Enviada em 10/08/2020

Promulgada pela ONU em 1948, a Declaração Universal dos Direitos Humanos garante a todos os indivíduos o direito à igualdade, educação e ao bem-estar social. De maneira análoga ao documento citado, a xenofobia no Brasil impossibilita que refugiados desfrutem desses direitos universais na prática.Embora o país seja fruto de uma aglomeração de etnias, atos xenofóbicos são uma grande problemática em âmbito nacional.

Convém lembrar que desde o Período Colonial, a partir do século XVI até o século XIX, a economia brasileira foi sustentada pela mão de obra escrava, sobretudo, africana, reforçando um contexto de ódio, violência e intolerância.Em virtude do pensamento português de soberania, os escravos africanos foram desconsiderados enquanto cidadãos brasileiros e sua cultura suprimida em detrimento dos costumes europeus. Dessa maneira, tal problemática perdura até hoje devido a um passado excludente, ao passo que a sociedade contemporânea ignora a maneira como a história foi construída.

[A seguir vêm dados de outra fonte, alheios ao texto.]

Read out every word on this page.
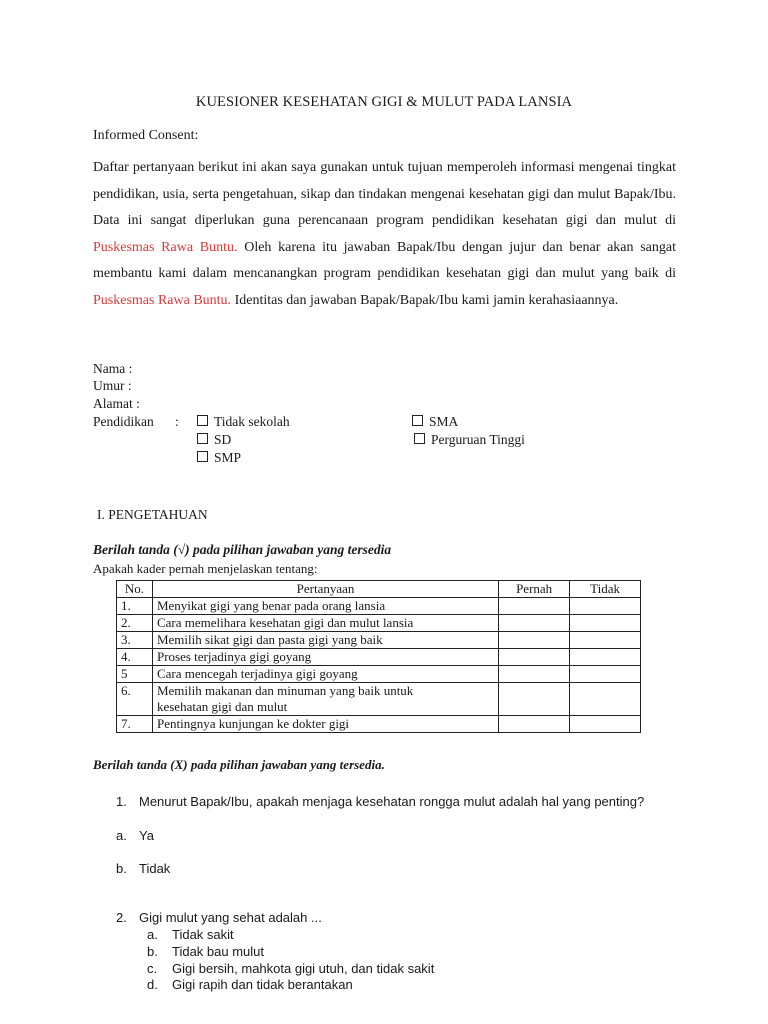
KUESIONER KESEHATAN GIGI & MULUT PADA LANSIA
Informed Consent:
Daftar pertanyaan berikut ini akan saya gunakan untuk tujuan memperoleh informasi mengenai tingkat pendidikan, usia, serta pengetahuan, sikap dan tindakan mengenai kesehatan gigi dan mulut Bapak/Ibu. Data ini sangat diperlukan guna perencanaan program pendidikan kesehatan gigi dan mulut di Puskesmas Rawa Buntu. Oleh karena itu jawaban Bapak/Ibu dengan jujur dan benar akan sangat membantu kami dalam mencanangkan program pendidikan kesehatan gigi dan mulut yang baik di Puskesmas Rawa Buntu. Identitas dan jawaban Bapak/Bapak/Ibu kami jamin kerahasiaannya.
Nama :
Umur :
Alamat :
Pendidikan :	Tidak sekolah
SD
SMP
SMA
Perguruan Tinggi
I. PENGETAHUAN
Berilah tanda (√) pada pilihan jawaban yang tersedia
Apakah kader pernah menjelaskan tentang:
No.	Pertanyaan	Pernah	Tidak
1.	Menyikat gigi yang benar pada orang lansia		
2.	Cara memelihara kesehatan gigi dan mulut lansia		
3.	Memilih sikat gigi dan pasta gigi yang baik		
4.	Proses terjadinya gigi goyang		
5	Cara mencegah terjadinya gigi goyang		
6.	Memilih makanan dan minuman yang baik untuk
kesehatan gigi dan mulut		

7.	Pentingnya kunjungan ke dokter gigi		
Berilah tanda (X) pada pilihan jawaban yang tersedia.
1. Menurut Bapak/Ibu, apakah menjaga kesehatan rongga mulut adalah hal yang penting?
a. Ya
b. Tidak
2. Gigi mulut yang sehat adalah ...
a. Tidak sakit
b. Tidak bau mulut
c. Gigi bersih, mahkota gigi utuh, dan tidak sakit
d. Gigi rapih dan tidak berantakan
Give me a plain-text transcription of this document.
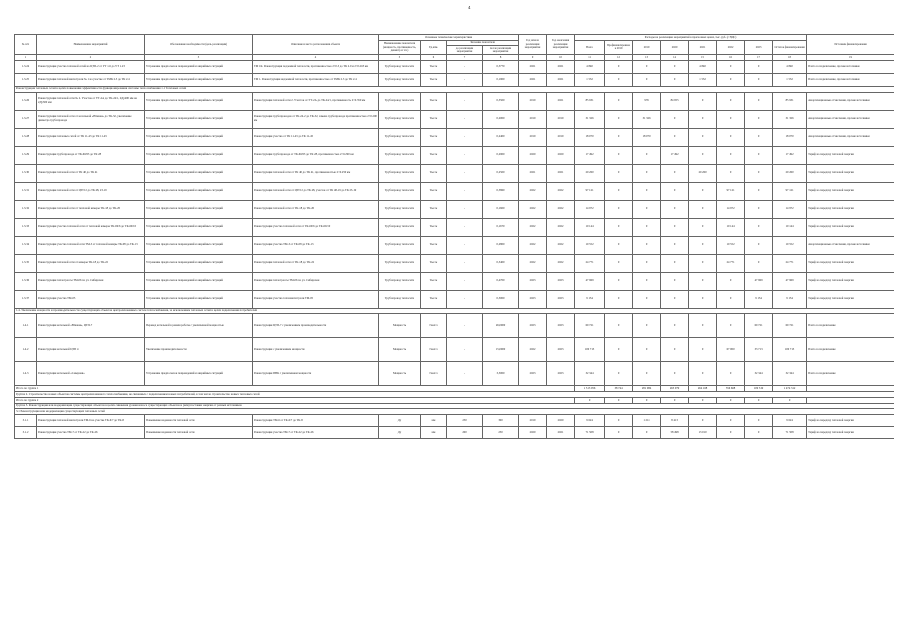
4
№ п/п	Наименование мероприятий	Обоснование необходимости (цель реализации)	Описание и место расположения объекта	Основные технические характеристики				Год начала реализации мероприятия	Год окончания реализации мероприятия	Расходы на реализацию мероприятий в прогнозных ценах, тыс. руб. (с НДС)								Источник финансирования
				Наименование показателя (мощность, протяженность, диаметр и т.п.)	Ед.изм.	Значение показателя				Всего	Профинансировано к 2019	2019	2020	2021	2022	2023	Остаток финансирования	
						до реализации мероприятия	после реализации мероприятия											
1	2	3	4	5	6	7	8	9	10	11	12	13	14	15	16	17	18	19
1.3.24	Реконструкция участка тепловой сетей на ЦТП-2 от УТ 1.6 до УТ 1.23	Устранение предпосылок повреждений и аварийных ситуаций	ТМ 1К. Реконструкция подземной теплосети, протяженностью 2×0.3 до ТК 2.0 и 2×0.218 км	Трубопровод теплосети	Тыс.м	-	0,5770	2021	2021	4 840	0	0	0	4 840	0	0	4 840	Плата за подключение, прочие источники
1.3.25	Реконструкция тепловой магистрали № 1 на участке от ТМК 2.3 до ТК 2.4	Устранение предпосылок повреждений и аварийных ситуаций	ТМ 1. Реконструкция надземной теплосети, протяженностью от ТМК 2.3 до ТК 2.4	Трубопровод теплосети	Тыс.м	-	0,1900	2021	2021	1 532	0	0	0	1 532	0	0	1 532	Плата за подключение, прочие источники
Реконструкция тепловых сетей в целях повышения эффективности функционирования системы теплоснабжения 1.1 Тепловых сетей																		
1.3.26	Реконструкция тепловой сети № 2. Участок от УТ-2А до ТК-24/1, 2Ду400 мм на 2Ду300 мм	Устранение предпосылок повреждений и аварийных ситуаций	Реконструкция тепловой сети 2. Участок от УТ-2А до ТК-24/1, протяженность 2×0.350 км	Трубопровод теплосети	Тыс.м	-	0,3500	2019	2021	85 931	0	976	84 955	0	0	0	85 931	Амортизационные отчисления, прочие источники
1.3.27	Реконструкция тепловой сети от котельной «Южная» до ТК-32, увеличение диаметра трубопровода	Устранение предпосылок повреждений и аварийных ситуаций	Реконструкция трубопроводов от ТК-24-2 до ТК-32, замена трубопровода протяженностью 2×0.200 км	Трубопровод теплосети	Тыс.м	-	0,2000	2019	2019	31 326	0	31 326	0	0	0	0	31 326	Амортизационные отчисления, прочие источники
1.3.28	Реконструкция тепловых сетей от ТК 11-43 до ТК 11-45	Устранение предпосылок повреждений и аварийных ситуаций	Реконструкция участка от ТК 11-43 до ТК 11-45	Трубопровод теплосети	Тыс.м	-	0,2400	2019	2019	18 070	0	18 070	0	0	0	0	18 070	Амортизационные отчисления, прочие источники
1.3.29	Реконструкция трубопровода от ТК-60/63 до ТК 28	Устранение предпосылок повреждений и аварийных ситуаций	Реконструкция трубопровода от ТК-60/63 до ТК 28, протяженностью 2×0.290 км	Трубопровод теплосети	Тыс.м	-	0,2900	2020	2020	17 492	0	0	17 492	0	0	0	17 492	Тариф на передачу тепловой энергии
1.3.30	Реконструкция тепловой сети от ТК 40 до ТК 41	Устранение предпосылок повреждений и аварийных ситуаций	Реконструкция тепловой сети от ТК 40 до ТК 41, протяженностью 2×0.250 км	Трубопровод теплосети	Тыс.м	-	0,2500	2021	2021	20 260	0	0	0	20 260	0	0	20 260	Тариф на передачу тепловой энергии
1.3.31	Реконструкция тепловой сети от ЦТП 2 до ТК 48, 23-19	Устранение предпосылок повреждений и аварийных ситуаций	Реконструкция тепловой сети от ЦТП 2 до ТК 48, участок от ТК 48-19 до ТК 23-19	Трубопровод теплосети	Тыс.м	-	0,5860	2022	2022	97 121	0	0	0	0	97 121	0	97 121	Тариф на передачу тепловой энергии
1.3.32	Реконструкция тепловой сети от тепловой камеры ТК-18 до ТК-20	Устранение предпосылок повреждений и аварийных ситуаций	Реконструкция тепловой сети от ТК-18 до ТК-20	Трубопровод теплосети	Тыс.м	-	0,1600	2022	2022	14 972	0	0	0	0	14 972	0	14 972	Тариф на передачу тепловой энергии
1.3.33	Реконструкция участка тепловой сети от тепловой камеры ТК-69/6 до ТК-69/10	Устранение предпосылок повреждений и аварийных ситуаций	Реконструкция участка тепловой сети от ТК-69/6 до ТК-69/10	Трубопровод теплосети	Тыс.м	-	0,1670	2022	2022	10 144	0	0	0	0	10 144	0	10 144	Тариф на передачу тепловой энергии
1.3.34	Реконструкция участка тепловой сети ТМ-3 от тепловой камеры ТК-08 до ТК-13	Устранение предпосылок повреждений и аварийных ситуаций	Реконструкция участка ТМ-3 от ТК-08 до ТК-13	Трубопровод теплосети	Тыс.м	-	0,2800	2022	2022	10 552	0	0	0	0	10 552	0	10 552	Амортизационные отчисления, прочие источники
1.3.35	Реконструкция тепловой сети от камеры ТК-18 до ТК-22	Устранение предпосылок повреждений и аварийных ситуаций	Реконструкция тепловой сети от ТК-18 до ТК-22	Трубопровод теплосети	Тыс.м	-	0,3400	2022	2022	24 771	0	0	0	0	24 771	0	24 771	Тариф на передачу тепловой энергии
1.3.36	Реконструкция теплотрассы ТМ-06 по ул. Сибирская	Устранение предпосылок повреждений и аварийных ситуаций	Реконструкция теплотрассы ТМ-06 по ул. Сибирская	Трубопровод теплосети	Тыс.м	-	0,4700	2023	2023	47 969	0	0	0	0	0	47 969	47 969	Тариф на передачу тепловой энергии
1.3.37	Реконструкция участка ТМ-05	Устранение предпосылок повреждений и аварийных ситуаций	Реконструкция участка тепломагистрали ТМ-05	Трубопровод теплосети	Тыс.м	-	0,3000	2023	2023	9 154	0	0	0	0	0	9 154	9 154	Тариф на передачу тепловой энергии
1.4. Увеличение мощности и производительности существующих объектов централизованных систем теплоснабжения, за исключением тепловых сетей в целях подключения потребителей																		
1.4.1	Реконструкция котельной «Южная», ЦТП-7	Перевод котельной в режим работы с увеличенной мощностью	Реконструкция ЦТП-7 с увеличением производительности	Мощность	Гкал/ч	-	26,0000	2023	2023	69 721	0	0	0	0	0	69 721	69 721	Плата за подключение
1.4.2	Реконструкция котельной ЦТП 4	Увеличение производительности	Реконструкция с увеличением мощности	Мощность	Гкал/ч	-	15,0000	2022	2023	100 713	0	0	0	0	67 000	33 713	100 713	Плата за подключение
1.4.3	Реконструкция котельной «Северная»	Устранение предпосылок повреждений и аварийных ситуаций	Реконструкция ПВК с увеличением мощности	Мощность	Гкал/ч	-	3,5000	2023	2023	32 344	0	0	0	0	0	32 344	32 344	Плата за подключение
Итого по группе 1										1 513 056	38 744	281 084	263 079	264 168	556 668	109 319	1 474 312	
Группа 2. Строительство новых объектов системы централизованного теплоснабжения, не связанных с подключением новых потребителей, в том числе строительство новых тепловых сетей																		
Итого по группе 2										0	0	0	0	0	0	0	0	
Группа 3. Реконструкция или модернизация существующих объектов в целях снижения уровня износа существующих объектов и (или) поставки энергии от разных источников																		
3.1 Реконструкция или модернизация существующих тепловых сетей																		
3.1.1	Реконструкция тепловой магистрали ТМ-6 на участке ТК-6/7 до ТК-8	Повышение надежности тепловой сети	Реконструкция ТМ-6 от ТК-6/7 до ТК-8	Ду	мм	250	300	2019	2020	9 624	0	1 211	8 413	0	0	0	9 624	Тариф на передачу тепловой энергии
3.1.2	Реконструкция участка ТМ-7 от ТК-22 до ТК-26	Повышение надежности тепловой сети	Реконструкция участка ТМ-7 от ТК-22 до ТК-26	Ду	мм	200	250	2020	2021	71 508	0	0	58 498	13 010	0	0	71 508	Тариф на передачу тепловой энергии
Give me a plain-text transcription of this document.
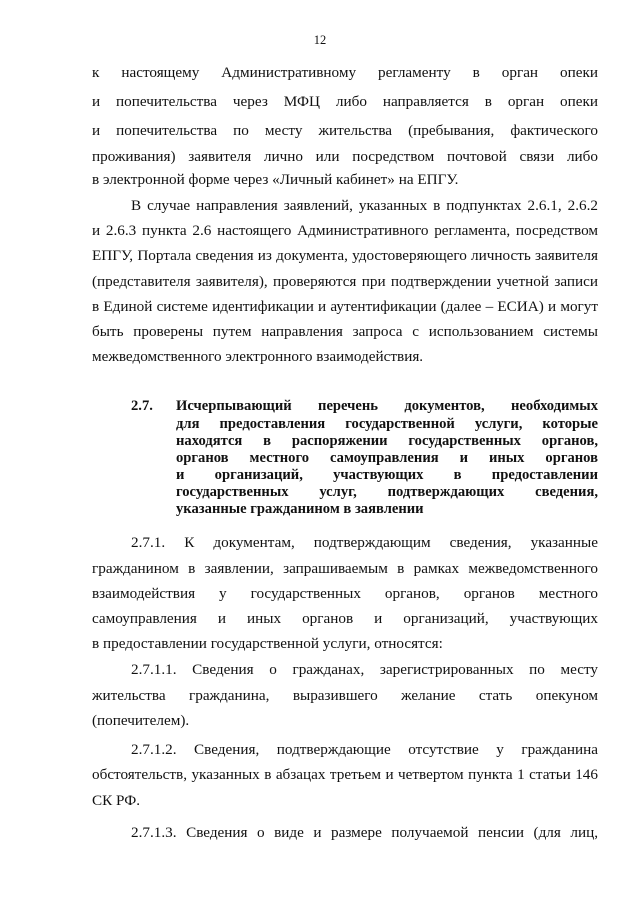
12
к настоящему Административному регламенту в орган опеки
и попечительства через МФЦ либо направляется в орган опеки
и попечительства по месту жительства (пребывания, фактического
проживания) заявителя лично или посредством почтовой связи либо
в электронной форме через «Личный кабинет» на ЕПГУ.
В случае направления заявлений, указанных в подпунктах 2.6.1, 2.6.2
и 2.6.3 пункта 2.6 настоящего Административного регламента, посредством
ЕПГУ, Портала сведения из документа, удостоверяющего личность заявителя
(представителя заявителя), проверяются при подтверждении учетной записи
в Единой системе идентификации и аутентификации (далее – ЕСИА) и могут
быть проверены путем направления запроса с использованием системы
межведомственного электронного взаимодействия.
2.7.1. К документам, подтверждающим сведения, указанные
гражданином в заявлении, запрашиваемым в рамках межведомственного
взаимодействия у государственных органов, органов местного
самоуправления и иных органов и организаций, участвующих
в предоставлении государственной услуги, относятся:
2.7.1.1. Сведения о гражданах, зарегистрированных по месту
жительства гражданина, выразившего желание стать опекуном
(попечителем).
2.7.1.2. Сведения, подтверждающие отсутствие у гражданина
обстоятельств, указанных в абзацах третьем и четвертом пункта 1 статьи 146
СК РФ.
2.7.1.3. Сведения о виде и размере получаемой пенсии (для лиц,
2.7. Исчерпывающий перечень документов, необходимых
для предоставления государственной услуги, которые
находятся в распоряжении государственных органов,
органов местного самоуправления и иных органов
и организаций, участвующих в предоставлении
государственных услуг, подтверждающих сведения,
указанные гражданином в заявлении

Além disso o descumprimento da lei influencia tal imbróglio. Esse cenário, de acordo com o iluminista John Locke, é uma violação do “contrato social”, uma vez que o Estado não cumpre com sua função de promover o bem de todos, colaborando, desse modo, com a persistência do problema. Sob essa ótica, é possível verificar que a ideia do contratualista inglês se encontra deturpada no Brasil, visto que o combate à xenofobia não se mostra como prioridade às autoridades nacionais.

Em virtude dos fatos mencionados para que essa prática deixe de ser um problema no contexto nacional urge que o Ministério da Educação, em parceria com entidades responsáveis pela integração de imigrantes, por meio de verbas governamentais, implemente e disponibilize aulas de filosofia e sociologia para toda comunidade, exibindo a dura e indigna realidade de muitos imigrante no Brasil, expondo suas carências e dificuldades,afim de introduzi-los mais amplamente na sociedade.